Although HSV-1 is mainly localized around the oral region and HSV-2 around the genital region, it is quite possible to transmit the virus to either region, from either region, resulting in painful sores; the virus in incurable.
Upon entering the body through oral or genital transmission, HSV penetrates the nerve cells (primary sensory neurons) in the lower layers of human skin tissue and replicates itself in the cell nuclei, thus destroying host cells.
After destruction of the nerve cells, blisters and inflammation present itself in the region where the virus was contracted, oral or genital.
Towards the end of the visible infection (3-14 days), viral particles are carried from the skin through the branches of nerve cells to ganglia, where the virus persists in a latent form until it recurs in an active, visible form (The recurrence rate of HSV-1(recurrent herpes) after the initial flare-up (primary herpes) is 20% to 40%, while the recurrence rate of HSV-2 is much higher at 80%.

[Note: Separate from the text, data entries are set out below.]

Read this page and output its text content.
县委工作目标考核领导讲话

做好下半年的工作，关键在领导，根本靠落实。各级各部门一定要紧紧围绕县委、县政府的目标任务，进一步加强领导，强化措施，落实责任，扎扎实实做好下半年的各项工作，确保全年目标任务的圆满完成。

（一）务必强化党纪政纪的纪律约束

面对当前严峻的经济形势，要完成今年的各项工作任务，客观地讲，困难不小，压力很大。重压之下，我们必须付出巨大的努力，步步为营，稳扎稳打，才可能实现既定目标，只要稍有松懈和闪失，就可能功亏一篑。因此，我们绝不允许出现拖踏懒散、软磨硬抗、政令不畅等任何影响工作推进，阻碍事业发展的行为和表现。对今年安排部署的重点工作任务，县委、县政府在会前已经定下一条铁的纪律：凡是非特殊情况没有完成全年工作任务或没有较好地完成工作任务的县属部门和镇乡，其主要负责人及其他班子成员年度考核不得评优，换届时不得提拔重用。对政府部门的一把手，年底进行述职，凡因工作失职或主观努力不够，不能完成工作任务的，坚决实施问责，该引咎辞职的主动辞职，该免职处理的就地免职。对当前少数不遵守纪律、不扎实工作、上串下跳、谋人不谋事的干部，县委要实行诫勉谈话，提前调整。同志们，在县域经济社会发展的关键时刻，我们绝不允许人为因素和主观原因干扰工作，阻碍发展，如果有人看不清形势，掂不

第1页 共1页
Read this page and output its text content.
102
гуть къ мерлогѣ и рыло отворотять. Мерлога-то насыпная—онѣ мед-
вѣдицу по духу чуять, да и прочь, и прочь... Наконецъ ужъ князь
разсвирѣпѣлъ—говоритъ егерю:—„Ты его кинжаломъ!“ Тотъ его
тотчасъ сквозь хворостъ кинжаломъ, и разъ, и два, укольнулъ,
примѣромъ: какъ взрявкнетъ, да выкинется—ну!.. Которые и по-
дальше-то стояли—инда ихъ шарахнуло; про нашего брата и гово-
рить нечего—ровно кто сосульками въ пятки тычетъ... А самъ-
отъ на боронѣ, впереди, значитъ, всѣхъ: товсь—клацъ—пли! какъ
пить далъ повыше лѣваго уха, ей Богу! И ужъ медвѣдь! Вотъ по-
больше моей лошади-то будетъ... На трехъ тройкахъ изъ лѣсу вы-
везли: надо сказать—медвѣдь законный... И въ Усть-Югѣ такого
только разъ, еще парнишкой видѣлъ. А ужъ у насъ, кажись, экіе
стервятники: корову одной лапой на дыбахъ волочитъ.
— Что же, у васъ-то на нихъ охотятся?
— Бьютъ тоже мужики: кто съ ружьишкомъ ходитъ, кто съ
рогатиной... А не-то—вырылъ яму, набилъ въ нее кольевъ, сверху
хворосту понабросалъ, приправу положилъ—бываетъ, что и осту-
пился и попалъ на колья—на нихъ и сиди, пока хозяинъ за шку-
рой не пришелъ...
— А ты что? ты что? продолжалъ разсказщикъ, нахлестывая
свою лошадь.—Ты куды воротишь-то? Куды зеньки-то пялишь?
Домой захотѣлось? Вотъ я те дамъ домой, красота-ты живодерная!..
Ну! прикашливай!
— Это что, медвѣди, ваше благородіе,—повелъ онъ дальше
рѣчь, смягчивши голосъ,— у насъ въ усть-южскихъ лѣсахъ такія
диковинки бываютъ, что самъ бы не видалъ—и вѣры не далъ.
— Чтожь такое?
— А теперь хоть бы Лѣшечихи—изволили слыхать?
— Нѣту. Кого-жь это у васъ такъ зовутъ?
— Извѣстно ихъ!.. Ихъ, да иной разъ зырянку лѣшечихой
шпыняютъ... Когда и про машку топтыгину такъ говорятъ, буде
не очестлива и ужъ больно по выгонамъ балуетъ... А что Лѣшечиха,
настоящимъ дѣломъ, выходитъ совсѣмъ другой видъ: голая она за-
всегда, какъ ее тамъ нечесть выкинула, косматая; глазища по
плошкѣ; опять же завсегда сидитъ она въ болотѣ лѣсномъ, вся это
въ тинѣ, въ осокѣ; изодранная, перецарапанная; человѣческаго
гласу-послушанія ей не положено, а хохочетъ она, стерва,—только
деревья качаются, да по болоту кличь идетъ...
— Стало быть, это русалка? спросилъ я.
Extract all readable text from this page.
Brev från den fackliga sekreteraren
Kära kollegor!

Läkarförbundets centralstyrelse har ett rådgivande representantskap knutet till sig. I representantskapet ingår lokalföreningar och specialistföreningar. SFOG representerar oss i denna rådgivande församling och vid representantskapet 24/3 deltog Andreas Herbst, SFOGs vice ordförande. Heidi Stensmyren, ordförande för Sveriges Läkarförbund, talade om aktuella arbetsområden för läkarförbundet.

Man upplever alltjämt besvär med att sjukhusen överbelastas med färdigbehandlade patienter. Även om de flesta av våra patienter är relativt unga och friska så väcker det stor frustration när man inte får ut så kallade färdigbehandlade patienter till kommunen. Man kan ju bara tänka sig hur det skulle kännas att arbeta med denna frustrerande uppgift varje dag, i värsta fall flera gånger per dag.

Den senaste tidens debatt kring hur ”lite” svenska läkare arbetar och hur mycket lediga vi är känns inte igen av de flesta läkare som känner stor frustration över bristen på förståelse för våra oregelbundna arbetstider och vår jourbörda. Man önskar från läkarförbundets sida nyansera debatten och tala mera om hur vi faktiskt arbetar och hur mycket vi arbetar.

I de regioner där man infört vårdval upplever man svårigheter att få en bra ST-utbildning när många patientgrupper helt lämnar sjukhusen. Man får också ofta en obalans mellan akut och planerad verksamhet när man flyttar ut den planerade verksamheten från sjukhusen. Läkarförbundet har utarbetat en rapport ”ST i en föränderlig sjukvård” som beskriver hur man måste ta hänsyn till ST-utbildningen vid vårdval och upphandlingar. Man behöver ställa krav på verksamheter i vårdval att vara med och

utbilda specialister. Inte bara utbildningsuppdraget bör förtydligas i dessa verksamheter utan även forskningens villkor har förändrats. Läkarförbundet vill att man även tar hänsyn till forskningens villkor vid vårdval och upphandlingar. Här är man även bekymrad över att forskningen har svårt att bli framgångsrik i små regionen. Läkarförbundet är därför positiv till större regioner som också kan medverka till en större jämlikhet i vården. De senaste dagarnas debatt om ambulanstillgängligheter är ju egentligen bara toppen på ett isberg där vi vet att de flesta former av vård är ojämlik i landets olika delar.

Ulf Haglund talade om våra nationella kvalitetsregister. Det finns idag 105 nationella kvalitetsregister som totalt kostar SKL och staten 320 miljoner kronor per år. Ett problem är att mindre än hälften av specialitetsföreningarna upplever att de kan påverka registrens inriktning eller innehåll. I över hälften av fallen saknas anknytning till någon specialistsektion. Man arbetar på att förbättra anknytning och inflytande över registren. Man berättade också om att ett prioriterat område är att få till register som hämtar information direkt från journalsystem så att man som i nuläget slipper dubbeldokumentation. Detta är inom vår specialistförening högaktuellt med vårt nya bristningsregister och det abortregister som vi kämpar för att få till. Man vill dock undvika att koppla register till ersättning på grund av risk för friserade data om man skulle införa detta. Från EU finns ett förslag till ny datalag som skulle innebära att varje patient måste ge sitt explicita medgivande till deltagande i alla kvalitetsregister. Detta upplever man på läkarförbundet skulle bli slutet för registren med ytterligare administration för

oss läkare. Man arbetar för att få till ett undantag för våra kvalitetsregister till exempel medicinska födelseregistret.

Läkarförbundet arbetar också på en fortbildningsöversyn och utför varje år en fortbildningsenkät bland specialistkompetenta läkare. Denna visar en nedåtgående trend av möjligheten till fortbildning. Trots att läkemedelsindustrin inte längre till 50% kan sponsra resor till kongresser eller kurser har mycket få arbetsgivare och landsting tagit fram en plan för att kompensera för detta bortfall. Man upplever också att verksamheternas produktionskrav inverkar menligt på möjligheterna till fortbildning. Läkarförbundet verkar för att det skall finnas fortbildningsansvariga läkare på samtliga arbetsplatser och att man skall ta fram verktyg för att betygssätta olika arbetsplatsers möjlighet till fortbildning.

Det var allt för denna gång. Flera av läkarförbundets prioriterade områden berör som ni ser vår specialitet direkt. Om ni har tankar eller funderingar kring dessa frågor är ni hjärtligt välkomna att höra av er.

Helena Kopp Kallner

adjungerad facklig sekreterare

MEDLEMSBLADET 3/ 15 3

Men experience 20% more recurrences of genital herpes than women, even though symptoms in males are milder and shorter.
Reactivation causes recurrent disease (oral or genital herpes), but most often it leads to shedding of infectious virus from the skin or mucous membranes, thus leading to further transmission of the virus.
Transmission is usually accomplished when unrecognized or asymptomatic viral shedding is occurring.
Active eruptions may occur as often as every few weeks or as seldom as once a year, and they usually appear at the same site.
Many factors can initiate a recurrence, such as sunlight, menstruation, wind, fever, suppression of immune system, emotional stress, and intense dental work.